The score was 13-0 almost before Stanford had their helmets fastened. Knighthood seemed in full flower. Then Stanford Quarterback John Brodie, who treats football as an art rather than an emotional outlet, began to make his presence felt, and the script was fouled up for fair. Seven plays after the next kickoff Brodie had a touchdown, picking up the last 30 yards in one deft flip to his right end. Since it took the Trojans roughly five times as long per score, five yards by agonizing five yards, this incident seemed to unnerve them. A few plays later USC's C. R. Roberts dropped the ball. Stanford recovered and in no time Brodie was off toward another touchdown. The whole USC team deployed for passes with no one watching the store up front. Brodie helped himself to the free yardage and went ahead on a one-yard buck 14-13.

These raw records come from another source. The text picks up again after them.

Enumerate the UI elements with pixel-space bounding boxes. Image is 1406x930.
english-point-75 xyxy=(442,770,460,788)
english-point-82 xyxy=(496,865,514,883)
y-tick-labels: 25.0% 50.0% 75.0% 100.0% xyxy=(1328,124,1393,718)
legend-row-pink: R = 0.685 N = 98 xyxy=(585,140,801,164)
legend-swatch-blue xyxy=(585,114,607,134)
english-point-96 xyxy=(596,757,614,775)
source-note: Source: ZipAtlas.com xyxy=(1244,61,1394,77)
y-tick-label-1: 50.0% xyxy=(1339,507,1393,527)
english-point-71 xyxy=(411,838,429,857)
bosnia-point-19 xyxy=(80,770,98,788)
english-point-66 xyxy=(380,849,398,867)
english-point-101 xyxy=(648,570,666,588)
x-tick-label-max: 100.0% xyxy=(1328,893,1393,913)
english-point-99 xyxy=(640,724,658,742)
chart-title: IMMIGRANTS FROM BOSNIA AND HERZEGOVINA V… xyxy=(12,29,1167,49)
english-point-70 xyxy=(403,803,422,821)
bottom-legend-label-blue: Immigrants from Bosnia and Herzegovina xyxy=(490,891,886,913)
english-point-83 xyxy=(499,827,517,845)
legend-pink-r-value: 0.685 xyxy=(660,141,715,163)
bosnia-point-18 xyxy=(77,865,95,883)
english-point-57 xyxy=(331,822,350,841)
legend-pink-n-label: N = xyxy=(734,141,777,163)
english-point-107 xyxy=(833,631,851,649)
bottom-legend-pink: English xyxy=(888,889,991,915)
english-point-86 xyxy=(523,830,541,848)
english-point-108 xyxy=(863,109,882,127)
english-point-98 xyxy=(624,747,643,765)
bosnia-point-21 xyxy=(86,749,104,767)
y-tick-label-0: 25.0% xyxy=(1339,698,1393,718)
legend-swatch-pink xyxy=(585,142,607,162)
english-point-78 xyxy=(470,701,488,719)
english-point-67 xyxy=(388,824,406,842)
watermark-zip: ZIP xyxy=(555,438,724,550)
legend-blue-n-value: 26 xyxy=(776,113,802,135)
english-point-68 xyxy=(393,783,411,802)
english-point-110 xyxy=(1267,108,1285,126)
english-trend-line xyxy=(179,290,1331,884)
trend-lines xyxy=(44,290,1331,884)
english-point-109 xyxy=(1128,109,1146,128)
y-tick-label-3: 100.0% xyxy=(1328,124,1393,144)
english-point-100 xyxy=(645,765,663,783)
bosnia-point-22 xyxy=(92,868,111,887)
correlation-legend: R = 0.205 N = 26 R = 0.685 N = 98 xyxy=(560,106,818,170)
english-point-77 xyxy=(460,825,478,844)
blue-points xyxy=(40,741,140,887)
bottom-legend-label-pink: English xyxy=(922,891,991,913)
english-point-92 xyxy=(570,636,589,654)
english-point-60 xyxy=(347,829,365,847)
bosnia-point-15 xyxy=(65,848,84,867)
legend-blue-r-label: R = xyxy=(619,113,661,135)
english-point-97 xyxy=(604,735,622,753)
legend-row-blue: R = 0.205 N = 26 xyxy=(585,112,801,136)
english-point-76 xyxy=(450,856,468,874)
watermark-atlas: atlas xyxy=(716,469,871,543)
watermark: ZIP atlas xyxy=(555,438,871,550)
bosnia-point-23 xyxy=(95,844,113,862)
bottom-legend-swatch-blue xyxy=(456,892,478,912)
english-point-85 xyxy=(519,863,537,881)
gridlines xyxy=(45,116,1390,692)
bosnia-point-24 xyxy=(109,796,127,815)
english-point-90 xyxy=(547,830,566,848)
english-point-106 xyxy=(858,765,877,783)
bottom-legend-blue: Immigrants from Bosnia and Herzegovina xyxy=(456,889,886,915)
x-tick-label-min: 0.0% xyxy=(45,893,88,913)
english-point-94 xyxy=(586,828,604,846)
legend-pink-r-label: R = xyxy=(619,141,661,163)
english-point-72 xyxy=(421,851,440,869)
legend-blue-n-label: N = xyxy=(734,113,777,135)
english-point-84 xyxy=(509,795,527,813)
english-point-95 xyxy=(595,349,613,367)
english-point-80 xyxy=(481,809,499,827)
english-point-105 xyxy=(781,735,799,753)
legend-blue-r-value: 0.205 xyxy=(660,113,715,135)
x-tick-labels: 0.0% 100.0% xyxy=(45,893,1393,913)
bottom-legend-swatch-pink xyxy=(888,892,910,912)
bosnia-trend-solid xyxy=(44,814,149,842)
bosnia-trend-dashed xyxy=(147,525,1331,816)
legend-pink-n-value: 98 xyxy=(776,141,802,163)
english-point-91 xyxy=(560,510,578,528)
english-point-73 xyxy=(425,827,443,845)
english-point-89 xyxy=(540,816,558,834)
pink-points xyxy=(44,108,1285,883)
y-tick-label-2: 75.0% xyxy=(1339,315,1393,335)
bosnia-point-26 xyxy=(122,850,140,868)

But USC broke its lance permanently in the first series of plays of the second half. After having ground out 212 yards rushing in the first half, it decided it liked Brodie's way better, and three times it passed. All three were incomplete. The Trojans had to punt and give up the ball to Brodie, a fatal mistake. Two plays later Brodie had his clinching touchdown on a 23-yard pass to End Carl Isaacs.

It was obvious to USC at the outset that the only way to beat Brodie's Stanford was to control the ball. USC did, 73 plays to Stanford's 60—but not enough.

Brodie scarcely had a breathtaking afternoon statistically. He passed 21 times, completed 10 and had four intercepted. Yet he proved himself as hard to defense as Yogi Berra. He was at his most dangerous when he seemed to be boxed in. Then he would ad lib a play and catch the Trojan secondary relaxed and watching the pursuit instead of the receivers. Brodie would hit whichever receiver pleased him.

At the end of the game Jon Arnett, tears streaming down his cheeks and blood dripping from his nose, seemed to symbolize the USC mood—frustrated but still full of futile fight. He played a brilliant first half, gaining 101 yards, but he gained a net of only 16 in the second half. "We used what we call the super overshift on him," crowed Coach Chuck Taylor later. "We gave Roberts the weak side and gambled he wouldn't have a good day." As a matter of fact, Roberts didn't. Taylor's gift had strings attached and Roberts rolled up less than 60 yards for the game. Defensive End Isaacs usually boarded C. R. at the scrimmage line and rode him to the ground shortly thereafter.

USC's plume was deep in the dust at the end. Stanford's final touchdown came with only 30 seconds to go and with USC's goal posts already torn down as a final fillip of humiliation. In the dressing room afterward, Coach Jess Hill, who had seen his team penalized a robust nine times (including once on a touchdown pass) stalked up and down for some minutes to compose himself before he talked to the press. What did he think of Stanford, he was asked. "Without Brodie, they wouldn't be the same ball club," he consoled himself.

The win left Stanford a clean leader for the Rose Bowl, but they still have UCLA's Bruins, also vengeful, to get past next week. Oregon State, which last week handed the Bruins their first conference loss in 20 games, 21-7, is by no means to be discounted; but Coach Taylor, the kind of optimist who could convince the Confederacy they still have a good chance, sees no problem:

"We'll play well in the Rose Bowl," he confided.

PHOTO

JOHN BRODIE, Stanford's brilliant quarterback shows in this sequence of four pictures how he frustrated favored USC, helped lead his team to a 27-19 upset. Here Brodie (12) fades back for a pass as USC Guard Gene Blodgett (66) rushes in to break up play. In the next picture, Blodgett gets help from three other linemen, including Tackle George Belotti (79). With his tormentors off balance, Brodie changes his mind, darts between the onrushing tacklers, picks up some friendly blockers and starts downfield.